Engraving by Willy Stöwer: Der Untergang der Titanic 1912 by Wikicommons Media
When the Titanic went down in the Atlantic Ocean in 1912, it was one of the very first ships in the world equipped with a new-fangled piece of technology called ‘radio’.
As a result, as the ship slipped into the cold sea, the radio men were able to continue to broadcast the dire event, as it happened. Some 2000 miles away, in a storefront window in Manhattan (so the story goes), a young David Sarnoff, an employee of The Marconi Company was able to receive the radio messages from The Titanic.
When word of the disaster got out (courtesy of Mr. Sarnoff and radio), massive crowds gathered in the streets in Manhattan. But they didn’t gather in front of The New York Times building. Instead, they gathered in front of Wannamaker’s Department Store. There had been disasters throughout human history, of course. But this was the very first time one had happened “Live”.
Today, we accept almost as a given that when something hits the fan anywhere in the world – from a tsunami in Japan to the first bombing of Baghdad in the opening of the Iraq War, we will be able to flip on CNN or something and see it live, as it happens. The Titanic was the first time in human history that that had ever happened, and it is largely because of that, that Titanic still resonates so strongly in our collective history more than 100 years after the fact.
The reason that The Titanic went live, of course, was because of the arrival of what was then a very new technology – radio. Think of it as the Internet of its day. And think of 1912 as 1992 (if you catch my drift here). The early days of radio.
Now, we are the ‘early days’ of another interesting technology.
Let’s call it Ubiquitous Video.
No, let’s not call it that. That’s not a very catchy name.

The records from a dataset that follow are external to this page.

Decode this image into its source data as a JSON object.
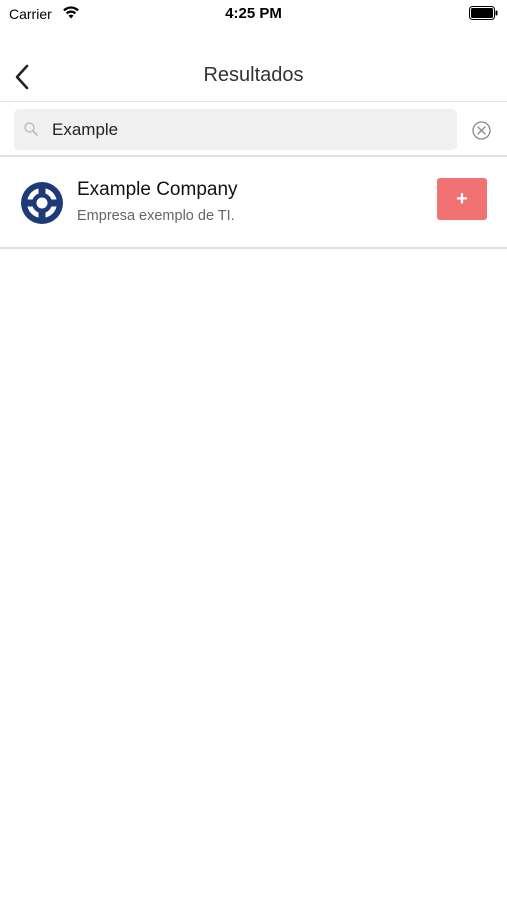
{
  "status_bar": {
    "carrier": "Carrier",
    "time": "4:25 PM",
    "icons": [
      "wifi-icon",
      "battery-icon"
    ]
  },
  "nav": {
    "title": "Resultados",
    "back_icon": "chevron-left-icon"
  },
  "search": {
    "value": "Example",
    "icon": "search-icon",
    "clear_icon": "clear-circle-icon"
  },
  "results": [
    {
      "title": "Example Company",
      "subtitle": "Empresa exemplo de TI.",
      "avatar_icon": "lifebuoy-icon",
      "action_label": "+"
    }
  ],
  "colors": {
    "accent": "#f07272",
    "avatar": "#1e3a78"
  }
}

Let’s call it Video Everywhere.
Yeah. That’s better.
Video Everywhere.
VE
VE Day.
TV networks executives like to talk about “Television Everywhere”. That is, pretty soon you will be able to watch TV on your smart phone, your tablet, you computer and I suppose on your Apple Watch.
But their understanding of “TV Everywhere” is really a very 1950’s idea jammed into a 2015 technology.

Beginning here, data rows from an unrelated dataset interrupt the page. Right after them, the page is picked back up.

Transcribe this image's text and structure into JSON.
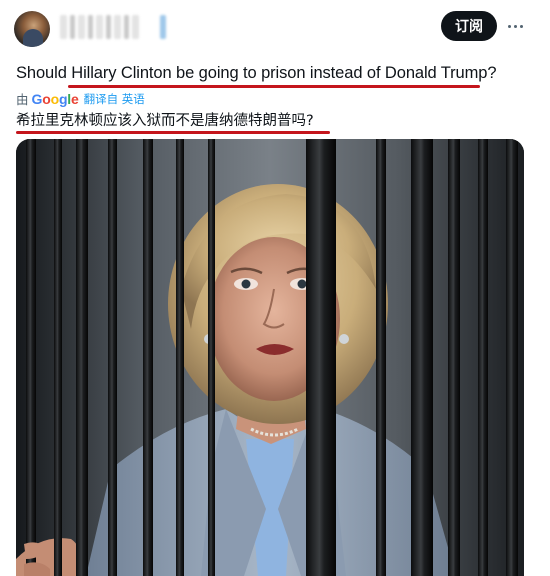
{
  "header": {
    "subscribe_label": "订阅",
    "more_icon": "more-horizontal-icon"
  },
  "tweet": {
    "text": "Should Hillary Clinton be going to prison instead of Donald Trump?",
    "translation": {
      "by_label": "由",
      "provider": "Google",
      "link_label": "翻译自 英语",
      "text": "希拉里克林顿应该入狱而不是唐纳德特朗普吗?"
    },
    "media": {
      "icon": "photo-prison-bars-image"
    }
  },
  "colors": {
    "subscribe_bg": "#0f1419",
    "underline": "#c4151c",
    "link": "#1d9bf0",
    "google_blue": "#4285f4",
    "google_red": "#ea4335",
    "google_yellow": "#fbbc05",
    "google_green": "#34a853"
  }
}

They still see the world as .0001% TV producers and 99.9999% TV viewers.
That is not what is going to happen. In fact, it is not what is happening.
3 billion smart phones in use around the world today means there are 3 billion TV studios in 3 billion hands.

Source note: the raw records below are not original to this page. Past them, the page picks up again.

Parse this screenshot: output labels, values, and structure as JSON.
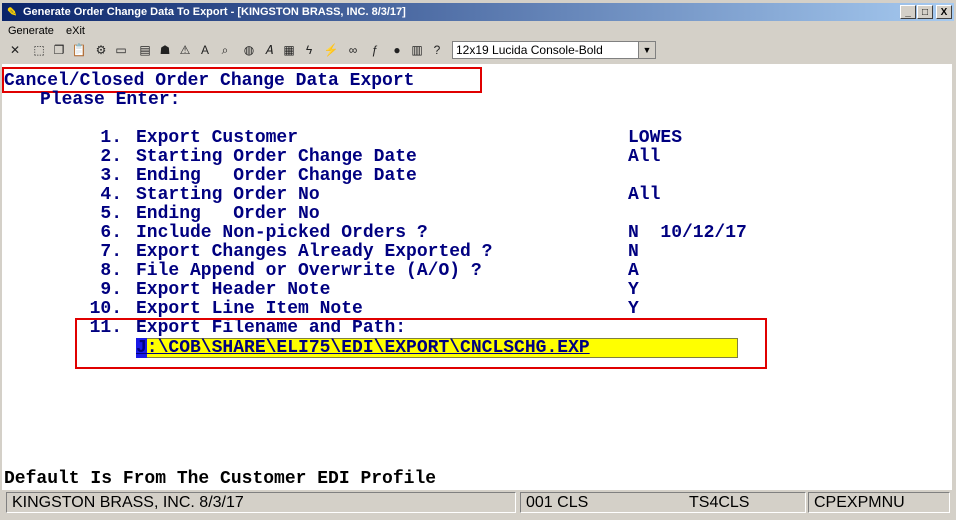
{
  "window": {
    "title": "Generate Order Change Data To Export - [KINGSTON BRASS, INC. 8/3/17]",
    "controls": [
      "_",
      "□",
      "X"
    ]
  },
  "menu": {
    "items": [
      "Generate",
      "eXit"
    ]
  },
  "toolbar": {
    "font_select": "12x19 Lucida Console-Bold"
  },
  "screen": {
    "heading": "Cancel/Closed Order Change Data Export",
    "prompt": "Please Enter:",
    "items": [
      {
        "num": "1.",
        "label": "Export Customer",
        "value": "LOWES"
      },
      {
        "num": "2.",
        "label": "Starting Order Change Date",
        "value": "All"
      },
      {
        "num": "3.",
        "label": "Ending   Order Change Date",
        "value": ""
      },
      {
        "num": "4.",
        "label": "Starting Order No",
        "value": "All"
      },
      {
        "num": "5.",
        "label": "Ending   Order No",
        "value": ""
      },
      {
        "num": "6.",
        "label": "Include Non-picked Orders ?",
        "value": "N  10/12/17"
      },
      {
        "num": "7.",
        "label": "Export Changes Already Exported ?",
        "value": "N"
      },
      {
        "num": "8.",
        "label": "File Append or Overwrite (A/O) ?",
        "value": "A"
      },
      {
        "num": "9.",
        "label": "Export Header Note",
        "value": "Y"
      },
      {
        "num": "10.",
        "label": "Export Line Item Note",
        "value": "Y"
      },
      {
        "num": "11.",
        "label": "Export Filename and Path:",
        "value": ""
      }
    ],
    "filename_value": "J:\\COB\\SHARE\\ELI75\\EDI\\EXPORT\\CNCLSCHG.EXP",
    "footer_message": "Default Is From The Customer EDI Profile"
  },
  "status": {
    "company": "KINGSTON BRASS, INC. 8/3/17",
    "code": "001 CLS",
    "session": "TS4CLS",
    "program": "CPEXPMNU"
  }
}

Where do you think the ‘footage’ for Ferguson or “I can’t breathe’ or Walter Scott comes from?
And do you think that iPhone video is only good for capturing white cops shooting (or choking to death) young black men?
This is the Titanic Moment – the moment at which we will all suddenly have an expectation that anything any cop does anywhere will be available for the world to see. And, as soon as police departments start making all their cops wear body cams (which they will do), that will indeed become the norm.
But, as with the radio on The Titanic, this is but the tip of the iceberg (so to speak).
Because next will come soldiers in Iraq and Afghanistan videoing (or live streaming) what they do. And if you think film footage from Vietnam caused an uproar in American living rooms in the 1960s, wait until this stuff starts coming out live. And still, that is but the beginning.
Take out your iPhone, point it at your wife or husband making dinner and you know what you’ve got? You’ve got a ‘show’ for The Cooking Channel (and wasn’t that easy). Going to Paris? Take out your iPhone and start to record your trip and you know what you’ve got? You’ve got a show for The Travel Channel.
Now it gets really interesting. Going to a concert? Take out your phone and start live streaming. Know what you’ve got? You’ve got The CMA Award LIVE from Nashville, Tennessee – on your phone (as opposed to on ABC with all those commercials). Going to a baseball game?
You get the idea.
Now, is ABC going to collect everyone’s iPhones as they stream into every music venue? Is MLB going to collect all phones at Yankee Stadium? I don’t think so.
Once the technology genie is out of the bottle, you can’t jam him back in.
And he’s out.
S0 yes, in the not too distant future (like next week), you can start to expect to see everything, all the time, no matter what and no matter where. Produced by everyone.
It is messy?
You bet it is.
Is it going to happen?
As my friend tells me, it already has.